Anyway, I suspect that entire graduate theses can be written on such a topic.
The dangers of knowledge trigger emotional distress in human beings.
NYC has had these for years; they're 3-4 spaces high, you drive into the space, the guy pushes a button, the car goes up 2-3 levels in the unit. Another car drives up, goes up 1-2. Etc until it's stacked full.
Only problem? Well, I remember a photo of a enraged car owner screaming at a parking attendant on the day of the massive NYC blackout; they're useless in a power outage; you're not getting your car out, and that's that.
"Oh, they must have had backup generators", you say. Ever been to NYC? Everything is done as cheaply as possible. They'd sell your car after you parked it if they thought they could get away with it. They're certainly not going to keep a backup generator around just in case there's a power outage- they're just going to tell you to walk home.
Please help metamoderate.
Here at Saturn, we store our body panels in a similar (nearly identical) system.
The "paint buck" has its Smarteye tag read and the buck gets removed from the carrier and transported down one of several aisles by a rolling lift which transverses either in one direction horizontally or vertically. You get the idea.
The ASRS (Automatic Storage & Retrieval System) makes note of where it got put and then it's off to get the next one.
The empty paint carrier leaves and goes off to get another buck.

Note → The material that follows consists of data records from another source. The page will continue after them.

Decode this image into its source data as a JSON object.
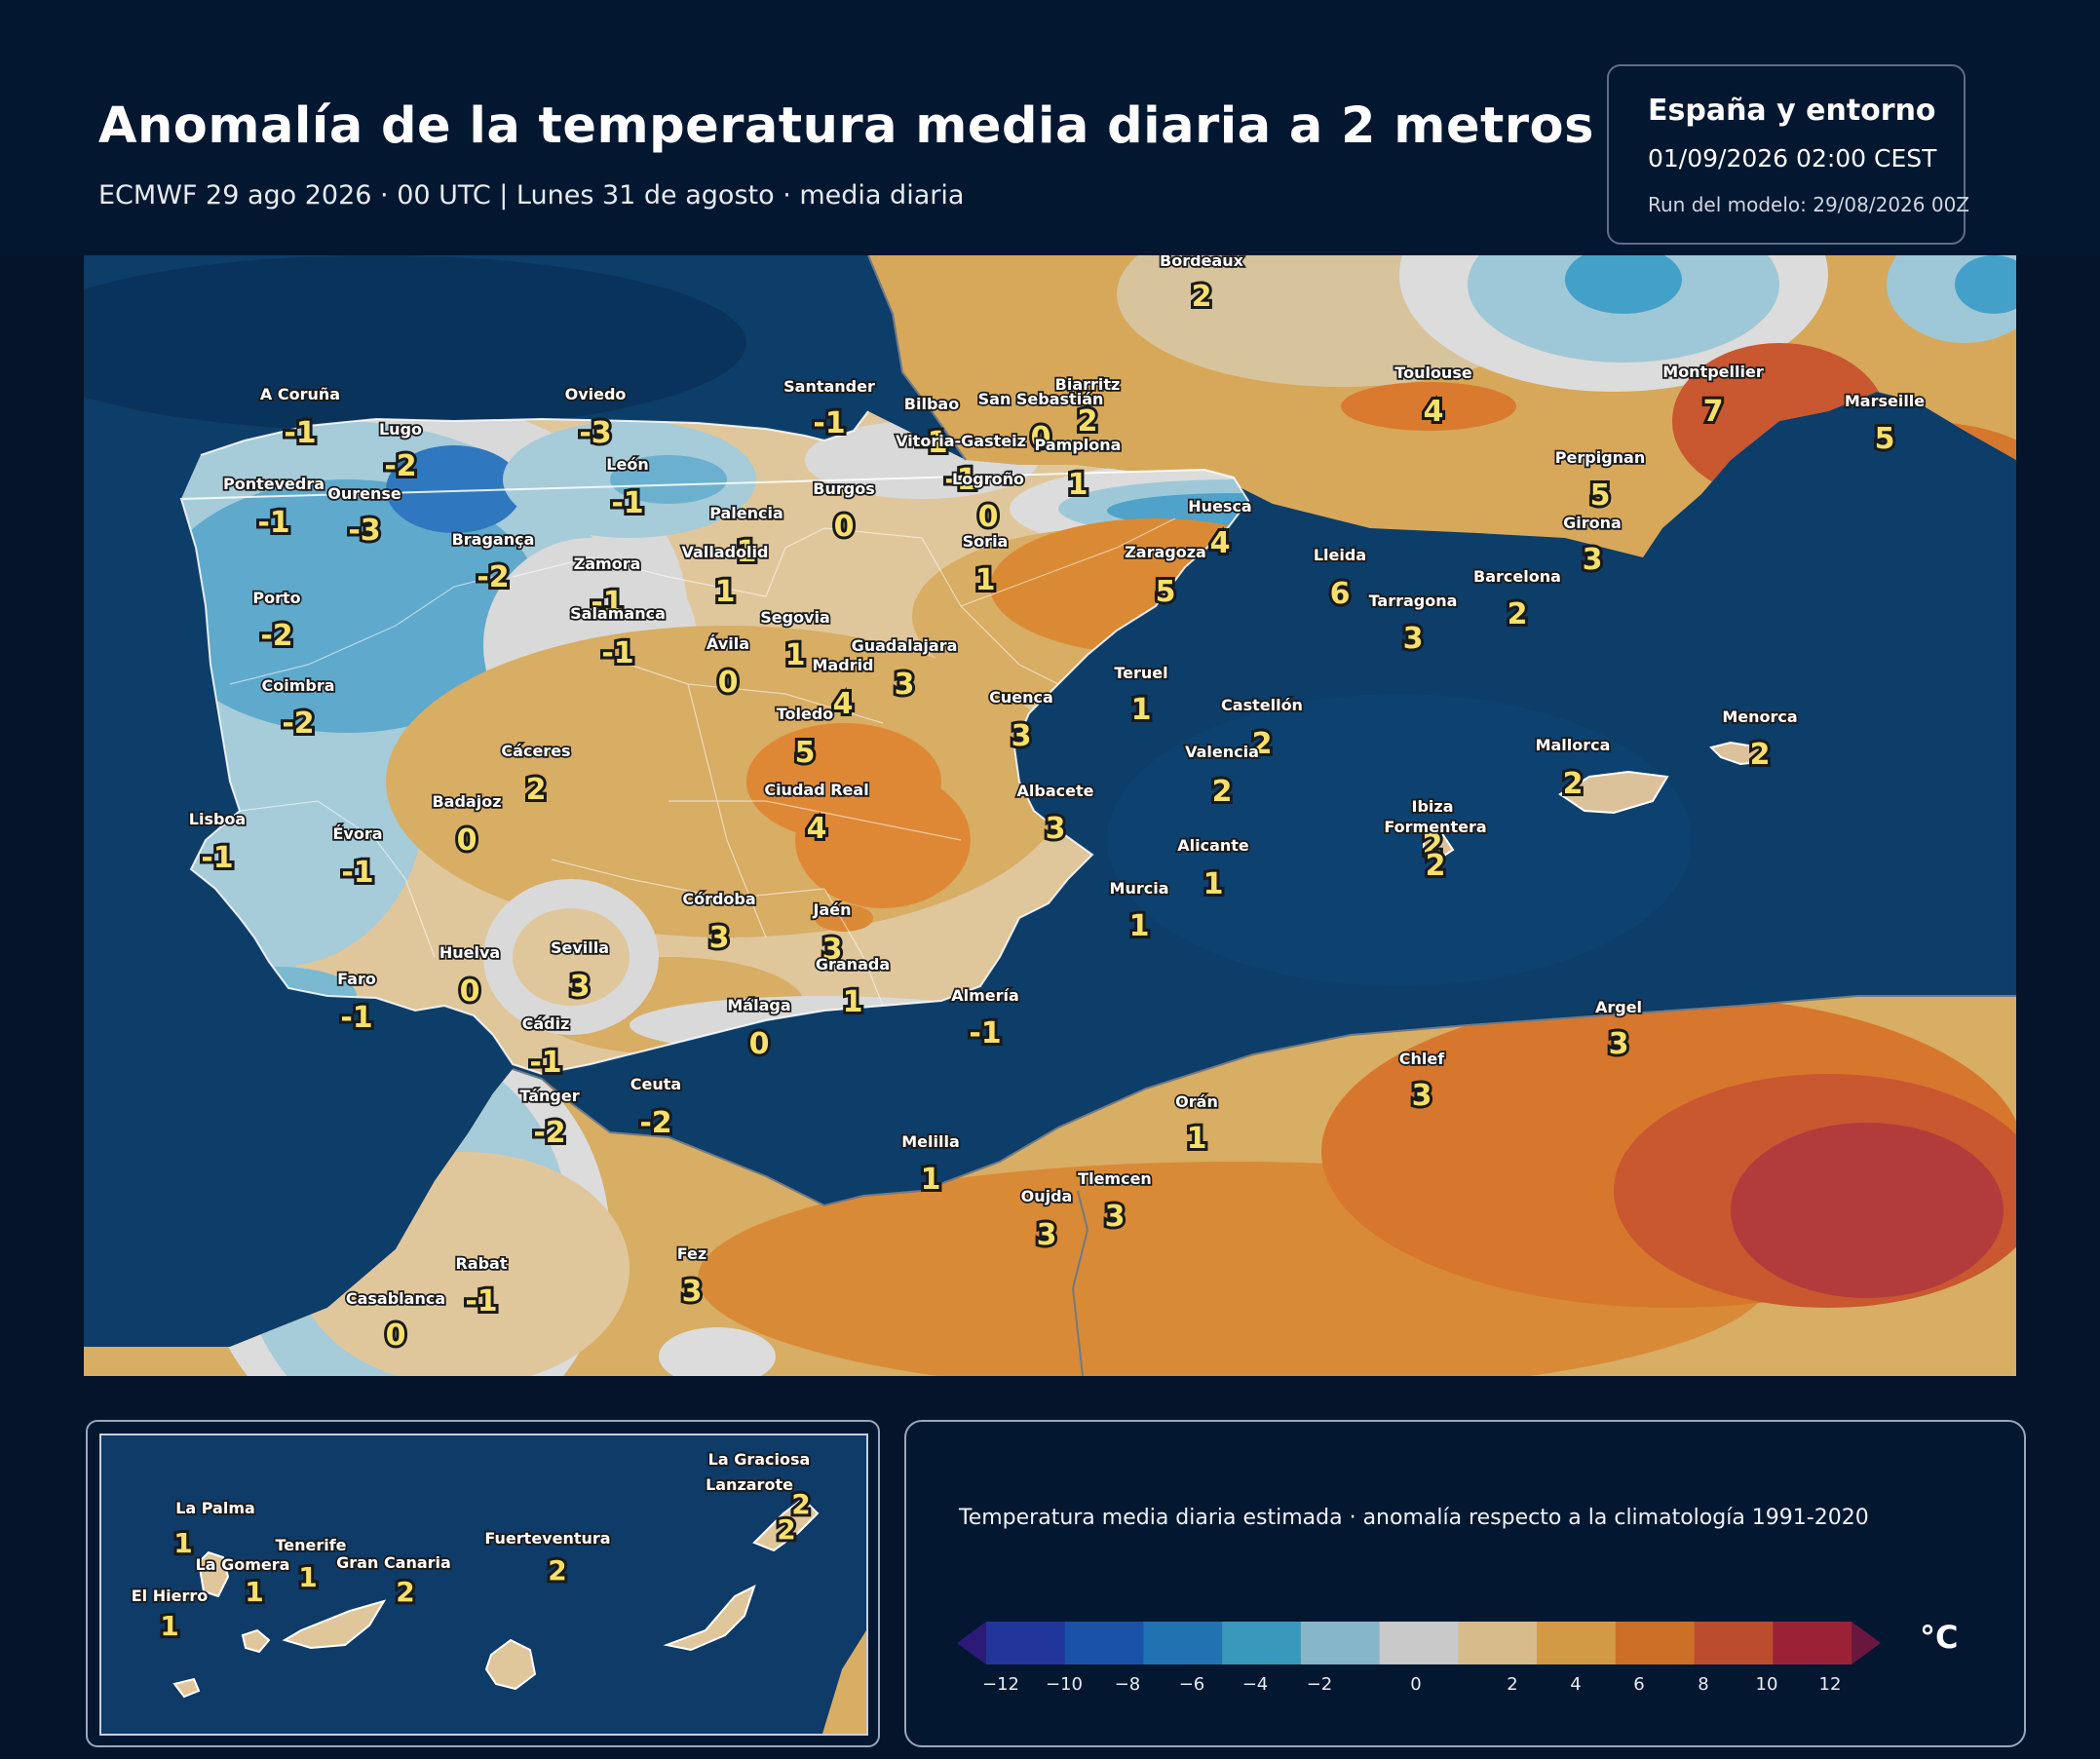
{
  "header": {
    "title": "Anomalía de la temperatura media diaria a 2 metros",
    "subtitle": "ECMWF 29 ago 2026 · 00 UTC  |  Lunes 31 de agosto · media diaria",
    "region": "España y entorno",
    "valid_time": "01/09/2026  02:00 CEST",
    "model_run": "Run del modelo: 29/08/2026 00Z"
  },
  "legend": {
    "caption": "Temperatura media diaria estimada · anomalía respecto a la climatología 1991-2020",
    "unit": "°C",
    "ticks": [
      "−12",
      "−10",
      "−8",
      "−6",
      "−4",
      "−2",
      "0",
      "2",
      "4",
      "6",
      "8",
      "10",
      "12"
    ],
    "colors": [
      "#2c1a78",
      "#22359a",
      "#1a52a8",
      "#2172b0",
      "#3a98bd",
      "#86b7c9",
      "#c9c9c9",
      "#d8bb8b",
      "#d39a45",
      "#cc7028",
      "#bb4d2e",
      "#9b2236",
      "#6a1740"
    ]
  },
  "cities": [
    {
      "name": "Bordeaux",
      "value": "2"
    },
    {
      "name": "Biarritz",
      "value": "2"
    },
    {
      "name": "Toulouse",
      "value": "4"
    },
    {
      "name": "Montpellier",
      "value": "7"
    },
    {
      "name": "Marseille",
      "value": "5"
    },
    {
      "name": "Perpignan",
      "value": "5"
    },
    {
      "name": "A Coruña",
      "value": "-1"
    },
    {
      "name": "Lugo",
      "value": "-2"
    },
    {
      "name": "Oviedo",
      "value": "-3"
    },
    {
      "name": "Santander",
      "value": "-1"
    },
    {
      "name": "Bilbao",
      "value": "-1"
    },
    {
      "name": "San Sebastián",
      "value": "0"
    },
    {
      "name": "Vitoria-Gasteiz",
      "value": "-1"
    },
    {
      "name": "Pamplona",
      "value": "1"
    },
    {
      "name": "Pontevedra",
      "value": "-1"
    },
    {
      "name": "Ourense",
      "value": "-3"
    },
    {
      "name": "León",
      "value": "-1"
    },
    {
      "name": "Burgos",
      "value": "0"
    },
    {
      "name": "Logroño",
      "value": "0"
    },
    {
      "name": "Palencia",
      "value": "1"
    },
    {
      "name": "Huesca",
      "value": "4"
    },
    {
      "name": "Girona",
      "value": "3"
    },
    {
      "name": "Bragança",
      "value": "-2"
    },
    {
      "name": "Zamora",
      "value": "-1"
    },
    {
      "name": "Valladolid",
      "value": "1"
    },
    {
      "name": "Soria",
      "value": "1"
    },
    {
      "name": "Zaragoza",
      "value": "5"
    },
    {
      "name": "Lleida",
      "value": "6"
    },
    {
      "name": "Barcelona",
      "value": "2"
    },
    {
      "name": "Porto",
      "value": "-2"
    },
    {
      "name": "Salamanca",
      "value": "-1"
    },
    {
      "name": "Segovia",
      "value": "1"
    },
    {
      "name": "Tarragona",
      "value": "3"
    },
    {
      "name": "Ávila",
      "value": "0"
    },
    {
      "name": "Guadalajara",
      "value": "3"
    },
    {
      "name": "Madrid",
      "value": "4"
    },
    {
      "name": "Teruel",
      "value": "1"
    },
    {
      "name": "Coimbra",
      "value": "-2"
    },
    {
      "name": "Toledo",
      "value": "5"
    },
    {
      "name": "Cuenca",
      "value": "3"
    },
    {
      "name": "Castellón",
      "value": "2"
    },
    {
      "name": "Menorca",
      "value": "2"
    },
    {
      "name": "Cáceres",
      "value": "2"
    },
    {
      "name": "Valencia",
      "value": "2"
    },
    {
      "name": "Mallorca",
      "value": "2"
    },
    {
      "name": "Badajoz",
      "value": "0"
    },
    {
      "name": "Ciudad Real",
      "value": "4"
    },
    {
      "name": "Albacete",
      "value": "3"
    },
    {
      "name": "Ibiza",
      "value": "2"
    },
    {
      "name": "Formentera",
      "value": "2"
    },
    {
      "name": "Lisboa",
      "value": "-1"
    },
    {
      "name": "Évora",
      "value": "-1"
    },
    {
      "name": "Alicante",
      "value": "1"
    },
    {
      "name": "Murcia",
      "value": "1"
    },
    {
      "name": "Córdoba",
      "value": "3"
    },
    {
      "name": "Jaén",
      "value": "3"
    },
    {
      "name": "Huelva",
      "value": "0"
    },
    {
      "name": "Sevilla",
      "value": "3"
    },
    {
      "name": "Granada",
      "value": "1"
    },
    {
      "name": "Faro",
      "value": "-1"
    },
    {
      "name": "Almería",
      "value": "-1"
    },
    {
      "name": "Argel",
      "value": "3"
    },
    {
      "name": "Málaga",
      "value": "0"
    },
    {
      "name": "Cádiz",
      "value": "-1"
    },
    {
      "name": "Chlef",
      "value": "3"
    },
    {
      "name": "Ceuta",
      "value": "-2"
    },
    {
      "name": "Tánger",
      "value": "-2"
    },
    {
      "name": "Orán",
      "value": "1"
    },
    {
      "name": "Melilla",
      "value": "1"
    },
    {
      "name": "Tlemcen",
      "value": "3"
    },
    {
      "name": "Oujda",
      "value": "3"
    },
    {
      "name": "Rabat",
      "value": "-1"
    },
    {
      "name": "Fez",
      "value": "3"
    },
    {
      "name": "Casablanca",
      "value": "0"
    }
  ],
  "canarias": [
    {
      "name": "La Graciosa",
      "value": "2"
    },
    {
      "name": "Lanzarote",
      "value": "2"
    },
    {
      "name": "La Palma",
      "value": "1"
    },
    {
      "name": "Tenerife",
      "value": "1"
    },
    {
      "name": "La Gomera",
      "value": "1"
    },
    {
      "name": "Gran Canaria",
      "value": "2"
    },
    {
      "name": "Fuerteventura",
      "value": "2"
    },
    {
      "name": "El Hierro",
      "value": "1"
    }
  ]
}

When it comes time to load another job on to the line (to be sent to the General Assembly building where the panels will get put onto the spaceframe), the procedure gets repeated in reverse. The lift then finds the panel set of the desired color, gets it, puts it on the carriers that go to GA and then sends it on its way.
BTW, The weight of the paint buck is comparable to that of a car (probably around 3000 pounds). A-yup, they are heavy. It's an "all hands on deck" event when one of these falls off of its carrier over in our building.
Most of the time things work flawlessly, however...
The ASRS has been known to overtravel in the past and wipe out the sprinkler heads.
Has been known to put the buck in the wrong hole.
Has been known to retrieve the wrong paint buck.
Has been known to not retrieve anything.
Has been known to dump the paint bucks off from about 60 feet up (everybody out?)
Has been known to have the lift fail.
Has been known to get partially stuck, forcing Maintenance folks to perform death-defying feats to get the damm things unstuck.
So, no riding in the car when it's getting stored or retrieved.
Beware of fire and flood.
And eventually (probably soon) things will begin to wear out and the system will inevitably need to be serviced while it's getting your car.
I'm sure that it will be only a matter of time before somebody's Rolls gets upended. Read the fine print on the parking spot agreement.